Social Security forecasts that disability benefits would be reduced by $2.6 billion through 2029 if a proposed rule change, which is backed by President Donald Trump’s Administration, is enacted. The proposed rule change would increase the medical reviews of disabled workers, resulting in an increase of people being kicked off benefits, but Democratic lawmakers and the public are fighting back.
The proposed rule change would add a new classification to Continuing Disability Reviews (CDRs), which Social Security uses to determine if a disabled worker is still entitled to disability benefits based on medical evidence. This new classification, “Medical Improvement Expected,” would increase the frequency of CDRs for some disabled workers and result in many people being denied disability benefits.
A Newsweek story posted January 28, 2020 reports that more than 140 members of Congress signed a letter sent to Trump urging the Administration to remove the proposed rule change because it would negatively impact the most vulnerable Americans who need the disability benefits they receive to survive. It’s not only lawmakers and Social Security advocates who oppose the proposed rule change, but also a large faction of the American public. A rally opposing the proposed rule change was held in Washington D.C. January 28 and many of the more than 115,000 comments offered from the public are in opposition to the proposed rule change.

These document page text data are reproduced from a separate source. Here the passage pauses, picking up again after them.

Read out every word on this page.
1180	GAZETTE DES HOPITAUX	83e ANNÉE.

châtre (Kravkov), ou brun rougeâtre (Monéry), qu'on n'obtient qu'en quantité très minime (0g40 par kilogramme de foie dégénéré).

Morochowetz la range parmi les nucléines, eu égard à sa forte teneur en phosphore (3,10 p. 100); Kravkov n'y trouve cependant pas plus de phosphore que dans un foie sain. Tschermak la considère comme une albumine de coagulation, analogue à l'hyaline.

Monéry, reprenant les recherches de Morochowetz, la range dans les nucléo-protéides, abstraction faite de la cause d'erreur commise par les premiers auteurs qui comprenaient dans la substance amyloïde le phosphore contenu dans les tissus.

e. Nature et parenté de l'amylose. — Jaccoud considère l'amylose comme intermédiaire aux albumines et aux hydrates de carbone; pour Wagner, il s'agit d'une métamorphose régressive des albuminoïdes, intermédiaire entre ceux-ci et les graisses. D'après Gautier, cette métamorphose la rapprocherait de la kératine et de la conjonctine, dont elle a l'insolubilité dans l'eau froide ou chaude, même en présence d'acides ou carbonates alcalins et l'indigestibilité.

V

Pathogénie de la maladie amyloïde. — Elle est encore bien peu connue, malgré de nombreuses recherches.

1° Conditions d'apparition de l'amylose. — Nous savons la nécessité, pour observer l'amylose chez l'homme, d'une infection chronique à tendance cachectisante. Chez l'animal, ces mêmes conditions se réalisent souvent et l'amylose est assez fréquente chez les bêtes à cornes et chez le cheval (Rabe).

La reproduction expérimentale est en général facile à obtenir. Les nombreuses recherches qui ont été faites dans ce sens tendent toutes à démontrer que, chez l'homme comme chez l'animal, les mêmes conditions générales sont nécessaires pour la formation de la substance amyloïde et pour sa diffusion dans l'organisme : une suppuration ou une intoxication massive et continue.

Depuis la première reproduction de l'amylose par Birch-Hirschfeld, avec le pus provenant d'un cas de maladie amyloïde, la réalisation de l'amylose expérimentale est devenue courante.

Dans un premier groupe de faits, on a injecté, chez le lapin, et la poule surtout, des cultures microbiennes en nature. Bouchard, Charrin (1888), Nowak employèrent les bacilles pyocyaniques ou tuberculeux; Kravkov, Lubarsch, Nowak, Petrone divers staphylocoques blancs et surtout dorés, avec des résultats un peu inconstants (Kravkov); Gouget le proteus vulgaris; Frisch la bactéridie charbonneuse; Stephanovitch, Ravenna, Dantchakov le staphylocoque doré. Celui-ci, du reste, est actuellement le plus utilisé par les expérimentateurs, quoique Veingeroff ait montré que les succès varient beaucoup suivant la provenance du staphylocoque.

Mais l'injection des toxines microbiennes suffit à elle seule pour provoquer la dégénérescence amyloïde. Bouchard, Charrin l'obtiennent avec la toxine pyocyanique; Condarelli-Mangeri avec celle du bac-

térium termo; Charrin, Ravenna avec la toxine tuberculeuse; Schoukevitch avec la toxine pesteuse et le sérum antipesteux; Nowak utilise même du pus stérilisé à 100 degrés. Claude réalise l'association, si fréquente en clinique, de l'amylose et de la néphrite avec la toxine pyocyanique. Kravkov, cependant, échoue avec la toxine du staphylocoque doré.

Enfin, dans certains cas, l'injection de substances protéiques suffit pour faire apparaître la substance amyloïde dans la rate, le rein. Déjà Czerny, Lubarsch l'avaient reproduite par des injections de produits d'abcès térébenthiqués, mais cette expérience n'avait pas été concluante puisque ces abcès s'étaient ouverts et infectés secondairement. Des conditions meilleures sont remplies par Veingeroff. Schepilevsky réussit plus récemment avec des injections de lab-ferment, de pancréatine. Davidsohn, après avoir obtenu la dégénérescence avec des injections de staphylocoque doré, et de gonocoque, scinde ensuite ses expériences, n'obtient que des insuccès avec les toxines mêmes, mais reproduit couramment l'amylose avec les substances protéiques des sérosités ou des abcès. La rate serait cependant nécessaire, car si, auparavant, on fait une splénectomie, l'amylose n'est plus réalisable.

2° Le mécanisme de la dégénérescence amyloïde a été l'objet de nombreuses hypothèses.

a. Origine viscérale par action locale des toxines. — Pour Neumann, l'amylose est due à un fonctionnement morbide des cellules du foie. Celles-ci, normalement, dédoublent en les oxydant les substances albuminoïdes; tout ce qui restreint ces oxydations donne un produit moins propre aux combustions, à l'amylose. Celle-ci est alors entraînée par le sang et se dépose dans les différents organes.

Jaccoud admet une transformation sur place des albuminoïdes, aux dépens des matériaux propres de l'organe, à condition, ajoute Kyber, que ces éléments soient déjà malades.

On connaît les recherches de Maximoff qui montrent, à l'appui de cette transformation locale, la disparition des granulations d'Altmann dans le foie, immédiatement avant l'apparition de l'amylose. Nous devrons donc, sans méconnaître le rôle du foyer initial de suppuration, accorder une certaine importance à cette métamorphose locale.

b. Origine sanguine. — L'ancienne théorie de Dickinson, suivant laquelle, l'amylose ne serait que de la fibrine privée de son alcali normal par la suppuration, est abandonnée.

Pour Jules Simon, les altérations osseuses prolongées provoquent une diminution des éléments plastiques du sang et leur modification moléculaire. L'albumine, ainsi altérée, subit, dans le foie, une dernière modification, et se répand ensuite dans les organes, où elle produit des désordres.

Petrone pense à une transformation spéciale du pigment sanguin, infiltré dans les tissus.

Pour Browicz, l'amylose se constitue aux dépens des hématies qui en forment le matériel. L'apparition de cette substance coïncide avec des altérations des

The letter from lawmakers sent to Trump contends that there is no justification given for this proposed rule change.
“All that appears certain is that the proposed rule would significantly increase time and paperwork burdens on people with disabilities, cause many people with disabilities to lose access to essential benefits sooner than they otherwise would have and significantly increase SSA’s administrative costs,” the letter stated.
One other consequence of the proposed rule change would be the extra time and resources Social Security, which is already understaffed, would need to complete the CDRs as directed by the proposed rule change. Social Security is already behind on CDRs and the proposed rule change would only exacerbate the matter. Comments on the proposed rule change closed January 31, 2020.